ETHIOPIA

African Union leaders to press forward on continental free trade deal

January 30, 2020

South African President Cyril Ramaphosa chairs the 33rd Ordinary Session of the African Union Assembly in Addis Ababa. He is expected to urge more investment in the bloc’s new free trade area and call for investors to choose infrastructure over arms. The bloc’s failure to Silence the Guns in Africa by 2020, a commitment made in 2013, overshadows the proceedings.

The African Continental Free Trade Area, launched in Jul 2019, aims to develop a single market of 54 nations, with 1.2 billion people and a combined GDP of US $3 trillion. In the opening address to the Financial Times Africa Summit in Oct 2019, Ramaphosa described the agreement as the realization of the dreams of the founders of the African Union 56 years ago, and compared it to the Maastricht Treaty of 1992 that began an era of integration in Europe. It is expected to boost intra-African trade from 15 per cent to 25 per cent by 2040. Intra-African trade is low compared to 47 per cent reported in the Americas, 61 per cent in Asia and 67 per cent in Europe, according to News24, which reported Ramaphosa’s speech.

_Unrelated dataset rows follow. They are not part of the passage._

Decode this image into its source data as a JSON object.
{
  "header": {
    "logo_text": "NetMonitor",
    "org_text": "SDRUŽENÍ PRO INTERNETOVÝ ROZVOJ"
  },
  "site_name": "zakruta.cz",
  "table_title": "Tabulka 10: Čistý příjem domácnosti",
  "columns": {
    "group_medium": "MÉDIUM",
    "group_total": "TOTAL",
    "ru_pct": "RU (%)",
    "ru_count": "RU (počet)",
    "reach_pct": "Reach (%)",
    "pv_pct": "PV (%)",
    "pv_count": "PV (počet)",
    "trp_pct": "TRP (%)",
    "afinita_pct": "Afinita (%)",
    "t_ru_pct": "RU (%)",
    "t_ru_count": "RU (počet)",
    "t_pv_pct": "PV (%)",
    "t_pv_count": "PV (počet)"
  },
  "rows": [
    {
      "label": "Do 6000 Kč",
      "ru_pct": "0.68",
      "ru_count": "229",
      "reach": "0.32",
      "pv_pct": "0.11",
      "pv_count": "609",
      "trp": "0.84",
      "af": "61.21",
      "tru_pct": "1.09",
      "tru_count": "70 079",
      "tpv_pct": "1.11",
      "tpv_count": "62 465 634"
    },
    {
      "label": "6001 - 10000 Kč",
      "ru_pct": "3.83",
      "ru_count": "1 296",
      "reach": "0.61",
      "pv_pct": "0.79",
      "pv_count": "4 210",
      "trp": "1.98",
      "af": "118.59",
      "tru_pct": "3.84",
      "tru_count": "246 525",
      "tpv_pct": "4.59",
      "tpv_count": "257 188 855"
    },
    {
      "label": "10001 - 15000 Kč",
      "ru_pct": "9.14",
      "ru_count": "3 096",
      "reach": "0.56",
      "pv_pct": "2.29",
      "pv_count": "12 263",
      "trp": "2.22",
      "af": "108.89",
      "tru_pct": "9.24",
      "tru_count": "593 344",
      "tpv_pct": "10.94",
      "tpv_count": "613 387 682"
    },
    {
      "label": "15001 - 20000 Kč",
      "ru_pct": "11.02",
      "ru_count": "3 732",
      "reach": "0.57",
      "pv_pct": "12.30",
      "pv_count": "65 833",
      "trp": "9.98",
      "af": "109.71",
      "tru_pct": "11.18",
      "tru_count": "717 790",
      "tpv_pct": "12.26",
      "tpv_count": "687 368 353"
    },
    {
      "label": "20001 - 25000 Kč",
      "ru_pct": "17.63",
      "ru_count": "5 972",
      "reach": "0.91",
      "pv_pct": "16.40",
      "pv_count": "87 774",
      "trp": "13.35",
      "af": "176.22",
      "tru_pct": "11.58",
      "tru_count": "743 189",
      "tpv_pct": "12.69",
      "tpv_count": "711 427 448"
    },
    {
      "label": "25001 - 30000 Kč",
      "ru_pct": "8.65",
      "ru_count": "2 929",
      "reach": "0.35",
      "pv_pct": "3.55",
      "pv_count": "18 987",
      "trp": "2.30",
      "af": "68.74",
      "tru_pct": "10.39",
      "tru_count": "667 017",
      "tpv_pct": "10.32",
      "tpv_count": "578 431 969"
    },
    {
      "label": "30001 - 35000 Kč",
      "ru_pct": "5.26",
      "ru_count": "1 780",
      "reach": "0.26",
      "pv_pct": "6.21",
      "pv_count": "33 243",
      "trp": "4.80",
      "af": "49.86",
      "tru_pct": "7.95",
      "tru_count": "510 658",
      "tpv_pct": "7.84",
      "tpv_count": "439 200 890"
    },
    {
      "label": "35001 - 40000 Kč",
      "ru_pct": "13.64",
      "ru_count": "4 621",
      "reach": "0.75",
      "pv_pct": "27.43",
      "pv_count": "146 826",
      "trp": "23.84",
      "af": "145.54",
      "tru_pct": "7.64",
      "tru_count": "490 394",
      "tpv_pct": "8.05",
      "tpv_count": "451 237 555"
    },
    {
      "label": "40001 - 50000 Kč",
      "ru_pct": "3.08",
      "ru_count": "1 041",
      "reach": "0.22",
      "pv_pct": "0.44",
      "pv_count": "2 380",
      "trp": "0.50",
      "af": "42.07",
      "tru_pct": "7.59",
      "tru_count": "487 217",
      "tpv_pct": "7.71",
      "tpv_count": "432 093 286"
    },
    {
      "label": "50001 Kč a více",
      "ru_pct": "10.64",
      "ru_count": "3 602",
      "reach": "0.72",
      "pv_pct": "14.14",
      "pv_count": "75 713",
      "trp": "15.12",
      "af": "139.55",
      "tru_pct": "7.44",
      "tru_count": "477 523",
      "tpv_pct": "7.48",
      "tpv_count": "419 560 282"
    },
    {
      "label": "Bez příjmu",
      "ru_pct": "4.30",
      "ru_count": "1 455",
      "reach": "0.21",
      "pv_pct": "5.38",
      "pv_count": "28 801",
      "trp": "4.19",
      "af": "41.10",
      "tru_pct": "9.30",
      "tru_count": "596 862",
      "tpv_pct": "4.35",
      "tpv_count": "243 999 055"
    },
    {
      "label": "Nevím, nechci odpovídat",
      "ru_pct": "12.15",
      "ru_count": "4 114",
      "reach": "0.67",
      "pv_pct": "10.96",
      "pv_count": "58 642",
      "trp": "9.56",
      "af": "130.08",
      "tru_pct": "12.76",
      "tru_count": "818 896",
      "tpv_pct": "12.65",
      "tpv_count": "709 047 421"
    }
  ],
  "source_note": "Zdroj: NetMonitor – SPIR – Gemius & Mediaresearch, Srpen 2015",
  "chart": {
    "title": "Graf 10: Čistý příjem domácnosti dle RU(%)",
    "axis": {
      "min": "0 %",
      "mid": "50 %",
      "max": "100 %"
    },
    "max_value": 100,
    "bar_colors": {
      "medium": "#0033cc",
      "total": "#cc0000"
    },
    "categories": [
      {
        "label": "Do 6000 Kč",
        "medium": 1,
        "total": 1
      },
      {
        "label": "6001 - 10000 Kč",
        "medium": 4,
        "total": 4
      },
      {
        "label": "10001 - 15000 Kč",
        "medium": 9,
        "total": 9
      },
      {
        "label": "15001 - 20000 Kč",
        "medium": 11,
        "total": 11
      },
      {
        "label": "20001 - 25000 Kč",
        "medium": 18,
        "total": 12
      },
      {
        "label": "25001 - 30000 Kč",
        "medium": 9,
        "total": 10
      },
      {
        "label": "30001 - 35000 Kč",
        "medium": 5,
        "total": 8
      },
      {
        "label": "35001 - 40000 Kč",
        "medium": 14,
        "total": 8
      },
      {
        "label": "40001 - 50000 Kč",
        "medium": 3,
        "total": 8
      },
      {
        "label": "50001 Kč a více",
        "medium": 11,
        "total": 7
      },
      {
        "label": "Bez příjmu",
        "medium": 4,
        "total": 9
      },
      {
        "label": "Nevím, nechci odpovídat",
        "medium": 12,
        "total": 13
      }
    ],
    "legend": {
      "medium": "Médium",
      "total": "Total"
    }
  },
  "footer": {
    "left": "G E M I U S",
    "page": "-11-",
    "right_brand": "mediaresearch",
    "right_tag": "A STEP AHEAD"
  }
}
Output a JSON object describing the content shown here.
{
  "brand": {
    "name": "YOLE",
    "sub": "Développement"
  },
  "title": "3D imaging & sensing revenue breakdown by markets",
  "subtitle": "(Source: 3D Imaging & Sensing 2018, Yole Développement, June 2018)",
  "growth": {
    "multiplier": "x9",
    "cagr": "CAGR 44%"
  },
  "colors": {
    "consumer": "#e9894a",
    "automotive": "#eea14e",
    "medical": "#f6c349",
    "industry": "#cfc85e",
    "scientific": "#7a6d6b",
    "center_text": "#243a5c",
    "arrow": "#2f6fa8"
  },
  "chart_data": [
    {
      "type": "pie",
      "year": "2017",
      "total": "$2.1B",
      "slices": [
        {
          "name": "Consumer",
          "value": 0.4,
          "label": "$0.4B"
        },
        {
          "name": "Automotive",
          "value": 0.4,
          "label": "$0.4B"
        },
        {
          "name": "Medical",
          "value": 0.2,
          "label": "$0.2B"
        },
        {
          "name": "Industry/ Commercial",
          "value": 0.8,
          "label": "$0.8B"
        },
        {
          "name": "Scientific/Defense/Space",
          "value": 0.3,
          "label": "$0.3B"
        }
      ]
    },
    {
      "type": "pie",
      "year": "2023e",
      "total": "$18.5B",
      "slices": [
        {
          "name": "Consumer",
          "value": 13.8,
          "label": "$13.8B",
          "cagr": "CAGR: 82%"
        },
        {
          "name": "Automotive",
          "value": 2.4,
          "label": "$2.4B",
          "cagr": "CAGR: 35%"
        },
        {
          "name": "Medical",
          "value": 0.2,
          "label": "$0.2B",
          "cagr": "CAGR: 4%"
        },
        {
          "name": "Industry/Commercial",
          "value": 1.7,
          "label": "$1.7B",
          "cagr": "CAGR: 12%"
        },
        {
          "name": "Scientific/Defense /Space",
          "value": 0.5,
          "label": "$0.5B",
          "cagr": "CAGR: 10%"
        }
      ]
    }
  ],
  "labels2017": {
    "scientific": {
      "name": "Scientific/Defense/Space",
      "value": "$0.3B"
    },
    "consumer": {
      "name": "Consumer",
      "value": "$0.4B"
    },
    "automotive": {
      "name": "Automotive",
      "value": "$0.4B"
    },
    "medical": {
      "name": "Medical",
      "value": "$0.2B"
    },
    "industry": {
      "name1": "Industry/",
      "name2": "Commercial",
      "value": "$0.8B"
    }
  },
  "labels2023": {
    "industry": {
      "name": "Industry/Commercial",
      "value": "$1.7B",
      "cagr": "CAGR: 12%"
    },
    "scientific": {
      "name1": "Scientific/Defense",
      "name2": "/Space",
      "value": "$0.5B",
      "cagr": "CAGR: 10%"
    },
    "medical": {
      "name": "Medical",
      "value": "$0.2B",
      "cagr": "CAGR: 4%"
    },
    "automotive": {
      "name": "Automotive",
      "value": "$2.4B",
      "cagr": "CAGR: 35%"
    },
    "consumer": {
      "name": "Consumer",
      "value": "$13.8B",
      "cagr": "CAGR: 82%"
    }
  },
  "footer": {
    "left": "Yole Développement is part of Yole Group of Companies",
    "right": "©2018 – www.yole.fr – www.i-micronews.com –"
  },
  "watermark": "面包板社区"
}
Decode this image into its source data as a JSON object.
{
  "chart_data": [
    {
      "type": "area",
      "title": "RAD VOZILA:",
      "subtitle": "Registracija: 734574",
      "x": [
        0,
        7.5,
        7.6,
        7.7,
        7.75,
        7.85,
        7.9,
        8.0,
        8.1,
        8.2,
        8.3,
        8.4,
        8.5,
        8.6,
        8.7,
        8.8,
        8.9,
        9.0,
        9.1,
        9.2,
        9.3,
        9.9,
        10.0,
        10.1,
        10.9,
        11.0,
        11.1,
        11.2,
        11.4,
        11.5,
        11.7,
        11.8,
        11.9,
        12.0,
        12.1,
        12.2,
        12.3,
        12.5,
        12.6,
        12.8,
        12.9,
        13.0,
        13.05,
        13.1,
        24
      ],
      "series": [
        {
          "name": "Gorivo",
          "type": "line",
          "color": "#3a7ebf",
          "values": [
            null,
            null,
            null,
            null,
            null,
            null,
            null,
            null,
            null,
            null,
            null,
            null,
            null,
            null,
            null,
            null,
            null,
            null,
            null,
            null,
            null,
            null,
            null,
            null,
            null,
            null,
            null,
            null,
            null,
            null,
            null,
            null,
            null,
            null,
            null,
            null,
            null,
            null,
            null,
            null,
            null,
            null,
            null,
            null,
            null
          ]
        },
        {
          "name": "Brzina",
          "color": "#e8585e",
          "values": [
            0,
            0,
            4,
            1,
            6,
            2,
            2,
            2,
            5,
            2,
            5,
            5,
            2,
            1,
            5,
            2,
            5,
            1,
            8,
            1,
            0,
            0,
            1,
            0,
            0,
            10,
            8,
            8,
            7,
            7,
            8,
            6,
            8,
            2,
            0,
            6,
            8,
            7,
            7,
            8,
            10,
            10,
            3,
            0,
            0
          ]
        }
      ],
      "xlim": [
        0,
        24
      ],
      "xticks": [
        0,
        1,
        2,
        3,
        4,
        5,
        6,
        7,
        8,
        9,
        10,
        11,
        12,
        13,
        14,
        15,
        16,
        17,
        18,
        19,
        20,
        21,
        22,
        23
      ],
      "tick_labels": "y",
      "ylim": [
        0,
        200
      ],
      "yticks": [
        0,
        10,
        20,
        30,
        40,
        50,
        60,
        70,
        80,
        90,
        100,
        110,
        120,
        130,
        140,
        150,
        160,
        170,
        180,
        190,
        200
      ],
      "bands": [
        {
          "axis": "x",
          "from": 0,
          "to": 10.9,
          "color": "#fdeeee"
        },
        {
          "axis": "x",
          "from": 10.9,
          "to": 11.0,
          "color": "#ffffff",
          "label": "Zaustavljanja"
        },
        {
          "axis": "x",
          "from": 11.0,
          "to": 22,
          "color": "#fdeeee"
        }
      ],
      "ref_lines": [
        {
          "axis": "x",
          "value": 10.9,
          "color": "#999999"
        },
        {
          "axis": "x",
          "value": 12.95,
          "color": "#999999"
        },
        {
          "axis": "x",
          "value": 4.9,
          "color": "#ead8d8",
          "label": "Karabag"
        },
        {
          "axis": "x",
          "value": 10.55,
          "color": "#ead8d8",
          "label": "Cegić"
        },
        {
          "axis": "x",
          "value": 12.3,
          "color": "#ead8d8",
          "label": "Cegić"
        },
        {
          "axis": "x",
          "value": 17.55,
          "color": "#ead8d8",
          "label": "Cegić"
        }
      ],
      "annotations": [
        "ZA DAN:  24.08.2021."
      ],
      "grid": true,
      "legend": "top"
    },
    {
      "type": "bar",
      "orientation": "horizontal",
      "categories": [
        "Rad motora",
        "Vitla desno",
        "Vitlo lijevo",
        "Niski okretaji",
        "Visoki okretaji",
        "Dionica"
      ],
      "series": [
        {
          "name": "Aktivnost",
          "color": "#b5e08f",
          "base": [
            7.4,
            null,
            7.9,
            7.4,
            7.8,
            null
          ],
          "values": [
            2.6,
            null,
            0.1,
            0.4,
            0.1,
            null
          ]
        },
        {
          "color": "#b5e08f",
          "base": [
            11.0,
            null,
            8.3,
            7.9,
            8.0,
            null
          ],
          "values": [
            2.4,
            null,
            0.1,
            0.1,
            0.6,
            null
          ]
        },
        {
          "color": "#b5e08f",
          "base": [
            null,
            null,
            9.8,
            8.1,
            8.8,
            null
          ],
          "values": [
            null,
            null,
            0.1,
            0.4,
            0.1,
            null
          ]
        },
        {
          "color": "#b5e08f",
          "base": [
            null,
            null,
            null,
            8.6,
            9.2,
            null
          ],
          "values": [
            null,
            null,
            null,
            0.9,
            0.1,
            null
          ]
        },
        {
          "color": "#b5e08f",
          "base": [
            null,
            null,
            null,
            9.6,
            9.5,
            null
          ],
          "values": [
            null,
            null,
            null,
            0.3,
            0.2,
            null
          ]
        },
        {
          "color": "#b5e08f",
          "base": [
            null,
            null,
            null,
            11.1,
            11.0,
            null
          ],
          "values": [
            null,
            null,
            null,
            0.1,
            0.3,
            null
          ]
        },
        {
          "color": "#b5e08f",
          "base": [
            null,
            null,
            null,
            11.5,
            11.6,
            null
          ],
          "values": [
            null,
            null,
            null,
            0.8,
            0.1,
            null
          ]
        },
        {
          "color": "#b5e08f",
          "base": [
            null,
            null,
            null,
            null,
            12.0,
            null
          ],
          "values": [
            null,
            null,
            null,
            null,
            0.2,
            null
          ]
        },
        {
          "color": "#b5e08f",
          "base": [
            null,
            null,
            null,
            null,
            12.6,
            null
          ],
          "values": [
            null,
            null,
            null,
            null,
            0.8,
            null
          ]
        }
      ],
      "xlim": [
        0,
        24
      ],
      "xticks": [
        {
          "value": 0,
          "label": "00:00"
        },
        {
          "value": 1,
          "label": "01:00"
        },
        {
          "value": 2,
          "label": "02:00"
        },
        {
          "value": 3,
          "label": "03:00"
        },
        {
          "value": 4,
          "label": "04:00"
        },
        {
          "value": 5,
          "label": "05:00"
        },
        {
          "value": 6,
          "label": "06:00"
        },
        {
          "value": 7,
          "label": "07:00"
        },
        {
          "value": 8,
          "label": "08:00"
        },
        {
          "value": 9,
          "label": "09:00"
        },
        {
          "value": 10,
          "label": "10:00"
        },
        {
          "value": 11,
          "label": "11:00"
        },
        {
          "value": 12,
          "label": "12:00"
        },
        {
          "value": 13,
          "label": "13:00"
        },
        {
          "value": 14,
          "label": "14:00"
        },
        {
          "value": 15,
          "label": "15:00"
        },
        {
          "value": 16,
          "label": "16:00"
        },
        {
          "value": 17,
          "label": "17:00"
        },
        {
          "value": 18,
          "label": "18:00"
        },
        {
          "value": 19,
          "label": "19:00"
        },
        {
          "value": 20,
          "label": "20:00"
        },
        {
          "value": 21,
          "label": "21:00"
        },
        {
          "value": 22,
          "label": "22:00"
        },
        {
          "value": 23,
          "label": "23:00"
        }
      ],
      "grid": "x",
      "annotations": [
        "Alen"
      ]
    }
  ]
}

The African Union’s Master Roadmap of Practical Steps to Silence the Guns in Africa by the Year 2020 offers steps for realizing the bloc’s plan to end conflict on the continent. It was presented as a flagship project of the bloc’s wider developmental blueprint for the continent, Agenda 2063. Its Master Roadmap identifies just about all of Africa’s familiar ills as causes of the endemic violence.

December is on target to end without the guns of Africa being silenced. In his address in London, Ramaphosa asserted that the development of Africa is being threatened through interference by external powers. "Foreign money that buys the weapons used in theatres of war on the African continent should instead be building bridges, ports and rail lines, schools, hospitals and clinics," he said.